Knight was only the second member of the original cast to depart the series, following Isaiah Washington, who played Preston Burke — and with whom Knight famously clashed with on set, leading to Washington's firing after he used a slur against his openly gay co-star. But nothing behind the scenes could match the drama of George's life on the screen, which was tragically cut short after he decided to join the military… but was killed before he could enlist after throwing himself in front of a bus to save a stranger. The scene in which Meredith realized the "John Doe" she was operating on was actually her close friend and colleague is still one of Grey's Anatomy's most gut-wrenching moments.
But what has Knight been up to since George met Izzie in that elevator to heaven back in 2009? Although the actor hasn't had a series regular role on a television series since Grey's, the past eight years have been busy ones for him nonetheless. Aside from a one-episode stint on Law & Order: SVU playing twin brothers, Knight has also had recurring roles on five different acclaimed shows.
His first major post-Grey's gig was on CBS' The Good Wife, on which he appeared throughout Season 4 as Jordan Karahalios, Peter Florrick's campaign manager and Eli Gold's chief rival. Next, he appeared on Hulu's Stephen King adaptation 11.22.63 as Johnny Clayton, the abusive ex-husband of Sarah Gadon's Sadie. Knight returned to Shondaland earlier this year when he joined Season 2 of ABC's The Catch, recurring as Tommy Vaughn, the insufferable brother of Mireille Enos' Alice.
In February, he also appeared in When We Rise, ABC's event series about the LGBT movement, alongside an all-star cast including Mary-Louise Parker, Whoopi Goldberg, David Hyde Pierce, Rosie O'Donnell, and Denis O'Hare. Knight also recurred in Season 1 of National Geographic's anthology series Genius (starring Geoffrey Rush as Albert Einstein) as infamous FBI director J. Edgar Hoover; he's set to return for the anthology's second season (starring Antonio Banderas as Pablo Picasso) as Max Jacob, a French painter — and Picasso's roommate.

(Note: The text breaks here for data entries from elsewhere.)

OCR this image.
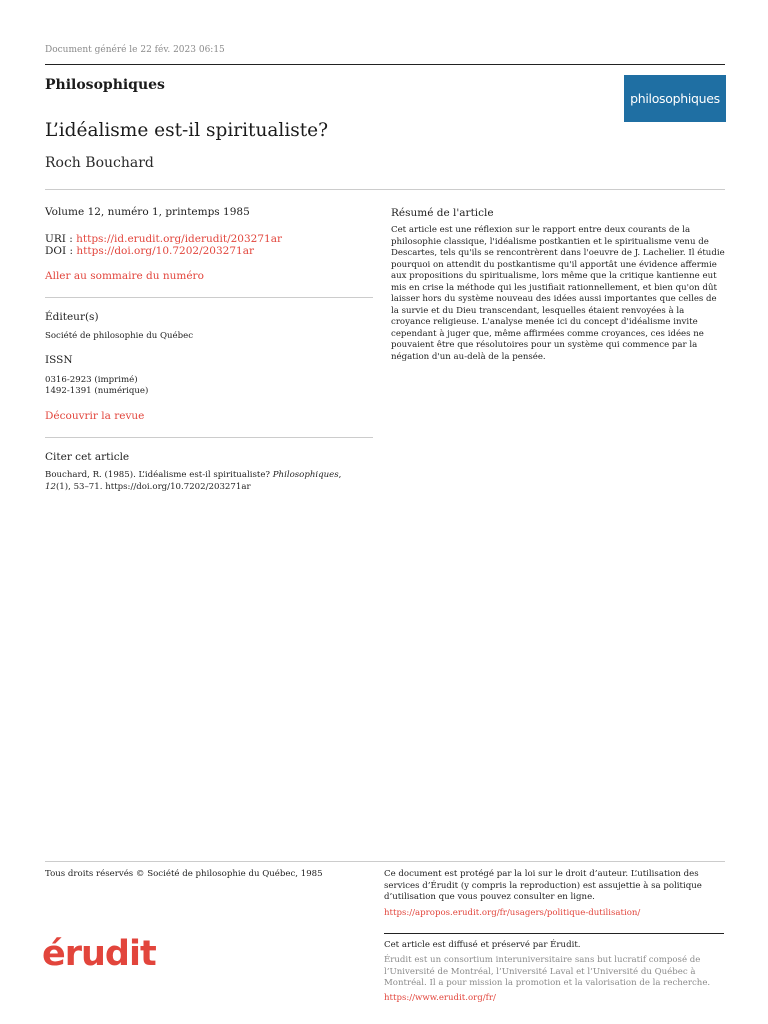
Document généré le 22 fév. 2023 06:15
Philosophiques
philosophiques
L’idéalisme est-il spiritualiste?
Roch Bouchard
Volume 12, numéro 1, printemps 1985
URI : https://id.erudit.org/iderudit/203271ar
DOI : https://doi.org/10.7202/203271ar
Aller au sommaire du numéro
Éditeur(s)
Société de philosophie du Québec
ISSN
0316-2923 (imprimé)
1492-1391 (numérique)
Découvrir la revue
Citer cet article
Bouchard, R. (1985). L’idéalisme est-il spiritualiste? Philosophiques, 12(1), 53–71. https://doi.org/10.7202/203271ar
Résumé de l'article
Cet article est une réflexion sur le rapport entre deux courants de la philosophie classique, l'idéalisme postkantien et le spiritualisme venu de Descartes, tels qu'ils se rencontrèrent dans l'oeuvre de J. Lachelier. Il étudie pourquoi on attendit du postkantisme qu'il apportât une évidence affermie aux propositions du spiritualisme, lors même que la critique kantienne eut mis en crise la méthode qui les justifiait rationnellement, et bien qu'on dût laisser hors du système nouveau des idées aussi importantes que celles de la survie et du Dieu transcendant, lesquelles étaient renvoyées à la croyance religieuse. L'analyse menée ici du concept d'idéalisme invite cependant à juger que, même affirmées comme croyances, ces idées ne pouvaient être que résolutoires pour un système qui commence par la négation d'un au-delà de la pensée.
Tous droits réservés © Société de philosophie du Québec, 1985	Ce document est protégé par la loi sur le droit d’auteur. L’utilisation des services d’Érudit (y compris la reproduction) est assujettie à sa politique d’utilisation que vous pouvez consulter en ligne.
https://apropos.erudit.org/fr/usagers/politique-dutilisation/
érudit	Cet article est diffusé et préservé par Érudit.
Érudit est un consortium interuniversitaire sans but lucratif composé de l’Université de Montréal, l’Université Laval et l’Université du Québec à Montréal. Il a pour mission la promotion et la valorisation de la recherche.
https://www.erudit.org/fr/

Knight's feature film credits are not quite as lengthy as his TV resumé, but he has appeared on the big screen a few times since departing Grey's: first in the Jackie Robinson biopic 42, then in the indie film A Year And Change alongside Bryan Greenberg (The Mindy Project) and Jamie Chung (Once Upon A Time), and most recently in Hello Again, an adaptation of the musical of the same name that also stars such Broadway heavyweights as Audra McDonald and Cheyenne Jackson — it just opened in limited release on Nov. 8.
Speaking of Broadway, much of Knight's acting since Grey's has actually been on stage. He has appeared in over a dozen readings, regional productions, off-Broadway shows, and Broadway plays in the past eight years — most famously the revival of Terrence McNally's It's Only A Play, which also starred F. Murray Abraham, Matthew Broderick, Nathan Lane, Stockard Channing, Megan Mullally, and Rupert Grint in his Broadway debut (with Knight replacing Grint after the Harry Potter star departed the production).
Grey's fans may still miss George O'Malley… but it's good to see that Knight has been doing just fine since checking out of Grey Sloan Memorial Hospital.